Jane Mulkerrans edits the Cambridge student magazine Varsity and is a second-year student in social and political sciences at New Hall, one of Cambridge's three single-sex colleges
Women's colleges should not be necessary, but they are. Cambridge is still a very male-dominated place, and women's colleges help redress an imbalance. In mixed colleges, women are not given their own space. People argue that women's colleges ghettoise the problem. But they keep the issue at the forefront of the agenda and widen choice.
Many female students are "pooled" to women's colleges when they do not get into their first choice. They can arrive with a negative attitude, but once here they discover all the positive things about it. New Hall was not my first choice: I did not want to come here, but I am very glad that I did.

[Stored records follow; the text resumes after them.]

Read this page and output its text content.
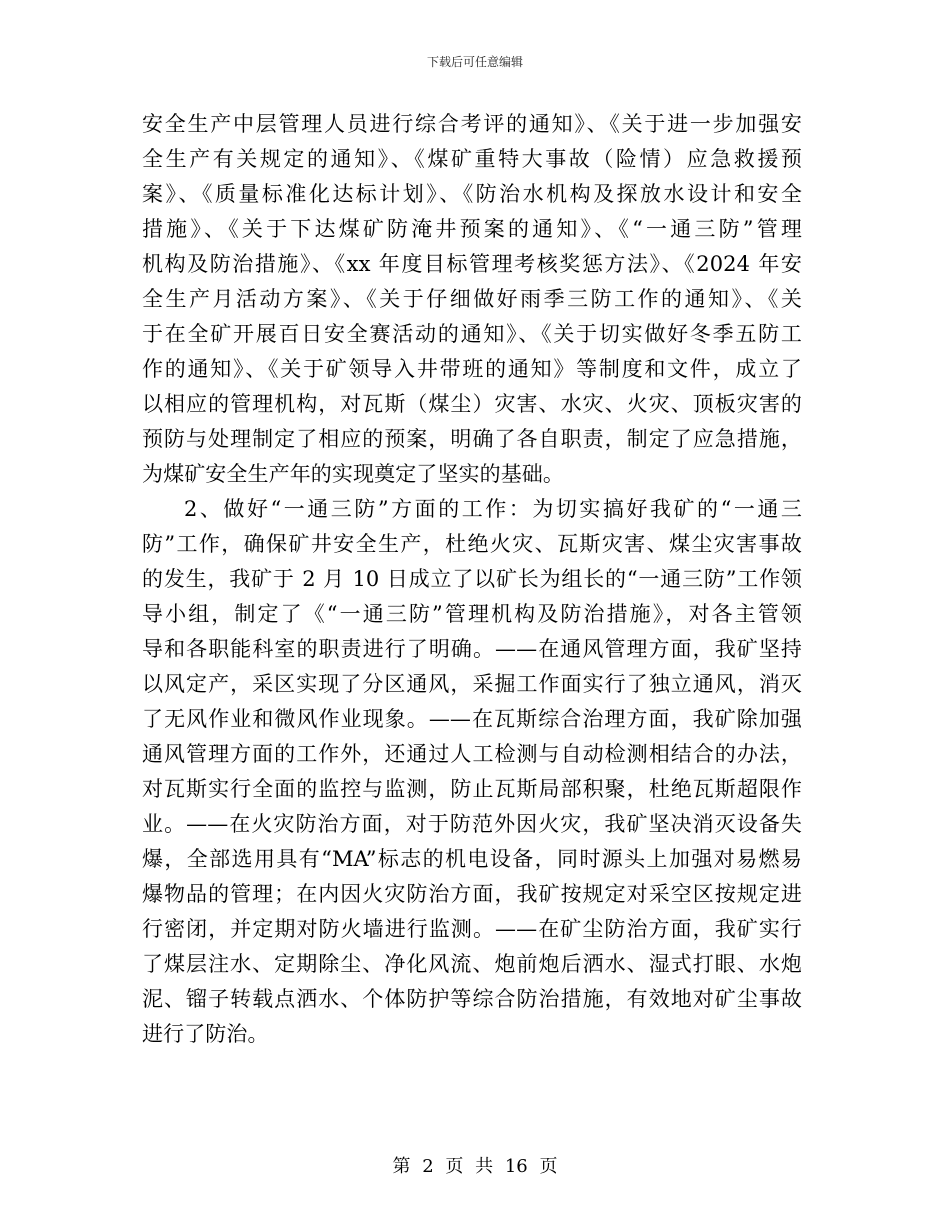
下载后可任意编辑
安全生产中层管理人员进行综合考评的通知》、《关于进一步加强安
全生产有关规定的通知》、《煤矿重特大事故（险情）应急救援预
案》、《质量标准化达标计划》、《防治水机构及探放水设计和安全
措施》、《关于下达煤矿防淹井预案的通知》、《“一通三防”管理
机构及防治措施》、《xx 年度目标管理考核奖惩方法》、《2024 年安
全生产月活动方案》、《关于仔细做好雨季三防工作的通知》、《关
于在全矿开展百日安全赛活动的通知》、《关于切实做好冬季五防工
作的通知》、《关于矿领导入井带班的通知》等制度和文件，成立了
以相应的管理机构，对瓦斯（煤尘）灾害、水灾、火灾、顶板灾害的
预防与处理制定了相应的预案，明确了各自职责，制定了应急措施，
为煤矿安全生产年的实现奠定了坚实的基础。
2、做好“一通三防”方面的工作：为切实搞好我矿的“一通三
防”工作，确保矿井安全生产，杜绝火灾、瓦斯灾害、煤尘灾害事故
的发生，我矿于 2 月 10 日成立了以矿长为组长的“一通三防”工作领
导小组，制定了《“一通三防”管理机构及防治措施》，对各主管领
导和各职能科室的职责进行了明确。——在通风管理方面，我矿坚持
以风定产，采区实现了分区通风，采掘工作面实行了独立通风，消灭
了无风作业和微风作业现象。——在瓦斯综合治理方面，我矿除加强
通风管理方面的工作外，还通过人工检测与自动检测相结合的办法，
对瓦斯实行全面的监控与监测，防止瓦斯局部积聚，杜绝瓦斯超限作
业。——在火灾防治方面，对于防范外因火灾，我矿坚决消灭设备失
爆，全部选用具有“MA”标志的机电设备，同时源头上加强对易燃易
爆物品的管理；在内因火灾防治方面，我矿按规定对采空区按规定进
行密闭，并定期对防火墙进行监测。——在矿尘防治方面，我矿实行
了煤层注水、定期除尘、净化风流、炮前炮后洒水、湿式打眼、水炮
泥、镏子转载点洒水、个体防护等综合防治措施，有效地对矿尘事故
进行了防治。
第 2 页 共 16 页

There are advantages I had not thought about before arriving. Being supervised by women is one. When I have been taught by men, I have noticed that they tend to be more aggressive. The atmosphere in a women-only college is supportive - from teaching, to the community of women living together, to running college sports teams. In mixed colleges, men tend to take over.
Single-sex education is not a modern notion, but the university is an archaic institution. Some things are not going to be swept away overnight. To take just one example: women tend to do very well at course work, but it is not assessed as part of the degree. Men tend to do better at exams.
Things in Cambridge are not equal. Until they are, women's colleges will be necessary. Mixed colleges do not seem to be working for women. They may have women's officers, but too often men call the shots. And if you get rid of women's colleges, you are cutting off another option for women and not doing those who come here any favours.